Его сообщение начинает расплываться по мере того, как слезы собираются у меня на глазах, и я яростно вытираю, когда они выходят и катятся по моим щекам. Я читаю снова, тихонько всхлипывая, смотрю на картину, чтобы напомнить себе о ее великолепии. Не знаю почему. Этот образ и эти слова уже запечатлелись в моей голове после того, как я все это впитала всего за несколько редких минут. Я хочу, чтобы начался внутренний фейерверк, мне нужно его почувствовать, увидеть его, но после нескольких мгновений молчаливо умоляя его подойти ко мне, это все еще я и картина.
Но потом я вспоминаю веревку, прикрепленную к моему запястью, и хватаю ее, замечая, что она идет с другой стороны картины, поэтому я отделяюсь от веревки, соединяющей меня с произведением искусства, и забираю новый провод, следуя за ним на кухню, хмурюсь, когда вижу выходящую обратно нитку. Он быстро сообщает мне, что моя охота еще не окончена, а также говорит, что Миллера нет на кухне. Но на столе огромный беспорядок, и меня внезапно поражает стойкий запах гари, но это очень непохожий на Миллера беспорядок, из-за которого я спешу туда, где нахожу повсюду ножницы, клочки бумаги и горшок. Я смотрю в него с любопытством и задыхаюсь, когда смотрю на сгоревшее содержимое. 'Ой… ' Я шепчу себе, возвращая внимание к столу и поглощая россыпь разорванных и разрезанных страниц. Страницы дневника. Я собираю несколько штук и несколько раз переворачиваю их в руках, ища что-нибудь, что могло бы подтвердить то, на что, как мне кажется, я смотрю. И вот оно. Почерк Миллера.

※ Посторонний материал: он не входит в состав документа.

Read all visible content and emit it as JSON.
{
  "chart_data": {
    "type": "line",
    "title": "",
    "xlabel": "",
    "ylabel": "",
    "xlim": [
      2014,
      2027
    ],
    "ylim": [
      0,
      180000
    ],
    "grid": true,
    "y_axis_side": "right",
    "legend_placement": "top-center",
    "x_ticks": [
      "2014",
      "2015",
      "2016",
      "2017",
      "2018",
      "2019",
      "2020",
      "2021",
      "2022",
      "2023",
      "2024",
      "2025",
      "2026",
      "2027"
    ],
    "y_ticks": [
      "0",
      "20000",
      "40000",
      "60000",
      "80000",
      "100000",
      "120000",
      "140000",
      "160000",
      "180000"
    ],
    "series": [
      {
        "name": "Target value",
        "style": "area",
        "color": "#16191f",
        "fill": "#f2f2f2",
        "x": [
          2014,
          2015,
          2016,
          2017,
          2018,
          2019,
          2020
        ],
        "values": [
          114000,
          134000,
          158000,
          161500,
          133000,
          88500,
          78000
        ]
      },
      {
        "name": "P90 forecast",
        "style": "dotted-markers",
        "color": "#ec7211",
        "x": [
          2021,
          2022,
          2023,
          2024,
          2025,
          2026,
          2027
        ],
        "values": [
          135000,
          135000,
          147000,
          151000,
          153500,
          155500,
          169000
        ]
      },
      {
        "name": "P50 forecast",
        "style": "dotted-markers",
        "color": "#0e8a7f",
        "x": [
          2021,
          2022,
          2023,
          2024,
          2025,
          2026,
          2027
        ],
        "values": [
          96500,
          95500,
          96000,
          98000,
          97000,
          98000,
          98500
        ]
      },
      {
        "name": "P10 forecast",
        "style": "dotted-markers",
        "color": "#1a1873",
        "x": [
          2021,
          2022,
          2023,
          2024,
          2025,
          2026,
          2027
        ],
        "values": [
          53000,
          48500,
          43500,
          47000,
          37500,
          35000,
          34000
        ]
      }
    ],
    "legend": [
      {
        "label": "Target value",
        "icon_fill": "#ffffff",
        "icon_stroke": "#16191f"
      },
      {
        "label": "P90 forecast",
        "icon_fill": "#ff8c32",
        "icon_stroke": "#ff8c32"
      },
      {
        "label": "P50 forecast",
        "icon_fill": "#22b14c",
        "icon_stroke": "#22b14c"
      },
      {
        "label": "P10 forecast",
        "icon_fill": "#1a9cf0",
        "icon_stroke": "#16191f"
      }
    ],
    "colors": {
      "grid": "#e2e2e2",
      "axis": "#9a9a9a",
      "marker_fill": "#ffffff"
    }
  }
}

«Он сжег свой дневник», — бормочу я, позволяя обрывкам бумаги упасть на стол. И он оставил беспорядок? Я не уверена, что меня больше всего шокирует. Я бы больше подумала об этом затруднительном положении, если бы сейчас не смотрела на фотографию. Все чувства, которые я испытал, когда впервые увидела эту фотографию, ударили меня, как кувалда — беспомощность, убогость, печаль, и я снова начинаю плакать, но все же я все еще собираю со стола фотографию Миллера в детстве и рассматриваю это некоторое время. Я не знаю почему, но что-то заставляет меня перевернуть ее, несмотря на то, что я знаю, что оборот пуст.
Но не сейчас.
Почерк Миллера прокручивается на обратной стороне, и я снова ухожу, теперь рыдаю, как ребенок, когда пробегаю глазами его следующее сообщение.
Я быстро беру себя в руки, теперь запаниковала по другой причине. Я выхожу из беспорядка и хватаю веревку, быстро следую за ней и не задумываясь, когда она ведет меня к входной двери. Я выхожу из его квартиры, борюсь с покрывающими меня простынями и оставляю за собой ногу, но внезапно останавливаюсь, когда мой след заканчивается и веревка исчезает.